Examples of social realism include paintings by Ben Shahn and Philip Evergood, as well as Dust Bowl photographs such as Migrant Mother by Dorothea Lange. Each of these artists documented a form of human suffering or some other injustice in their work.

“If you can be savvy about interpreting a work of social realism,” Kuykendall says, “you can also come to learn how to consume contemporary news about war, economics, and politics.” For example, Evergood’s American Tragedy might help viewers today understand the nature of American labor unions and fair labor practices.

Although his art is not classified as social realism, Corey’s projects each have a very real message that people can learn from. His work goes beyond the art gallery and seeps into the community, setting the stage for dialogue about his region’s environmental concerns.
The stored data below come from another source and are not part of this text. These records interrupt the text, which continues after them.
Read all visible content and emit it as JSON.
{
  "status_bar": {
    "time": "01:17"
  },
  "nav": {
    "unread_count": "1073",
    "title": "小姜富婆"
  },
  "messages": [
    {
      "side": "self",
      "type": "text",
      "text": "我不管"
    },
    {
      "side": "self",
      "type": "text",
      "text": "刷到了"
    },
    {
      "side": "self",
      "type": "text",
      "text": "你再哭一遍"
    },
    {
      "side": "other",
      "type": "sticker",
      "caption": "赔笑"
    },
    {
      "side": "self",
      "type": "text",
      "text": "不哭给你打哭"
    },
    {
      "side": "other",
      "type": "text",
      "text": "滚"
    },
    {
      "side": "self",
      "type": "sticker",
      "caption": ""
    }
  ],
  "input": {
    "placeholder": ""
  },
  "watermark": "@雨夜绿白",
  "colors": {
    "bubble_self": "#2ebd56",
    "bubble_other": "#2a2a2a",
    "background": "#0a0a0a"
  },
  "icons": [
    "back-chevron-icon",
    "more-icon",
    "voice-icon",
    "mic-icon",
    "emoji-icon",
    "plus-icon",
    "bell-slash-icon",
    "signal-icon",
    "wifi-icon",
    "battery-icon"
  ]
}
The Passion of Sacco and Vanzetti, 1931-32. Shahn shows the bodies of Sacco and Vanzetti, named after two men who were put to death on flimsy murder charges in Boston in 1927, with the three men that oversaw their trial. Kuykendall says the men were Samuel Stratton, the president of MIT; Lawrence Lowell, Harvard’s president; and Robert Grant, a retired judge. Shahn depicts the men showing no emotion for the dead men. The painting of the man in the background is of Judge Webster Thayer, who presided over the case and was known to dislike immigrants and political radicals. His right hand is raised as if he is taking an oath to uphold justice. “Shahn believed that Sacco and Vanzetti were unjustly targeted because of their ethnic background as Italian immigrants and for their political beliefs as anarchists,” says Kuykendall.
American Tragedy, 1937. Evergood based this painting on the events of Memorial Day 1937 at Chicago’s Republic Steel plant. Police were called in to break up a labor union picnic and protest, and the clash between steelworkers, their families, and police became violent. Ten people died (all civilians), and more than 100 people were injured, Kuykendall says.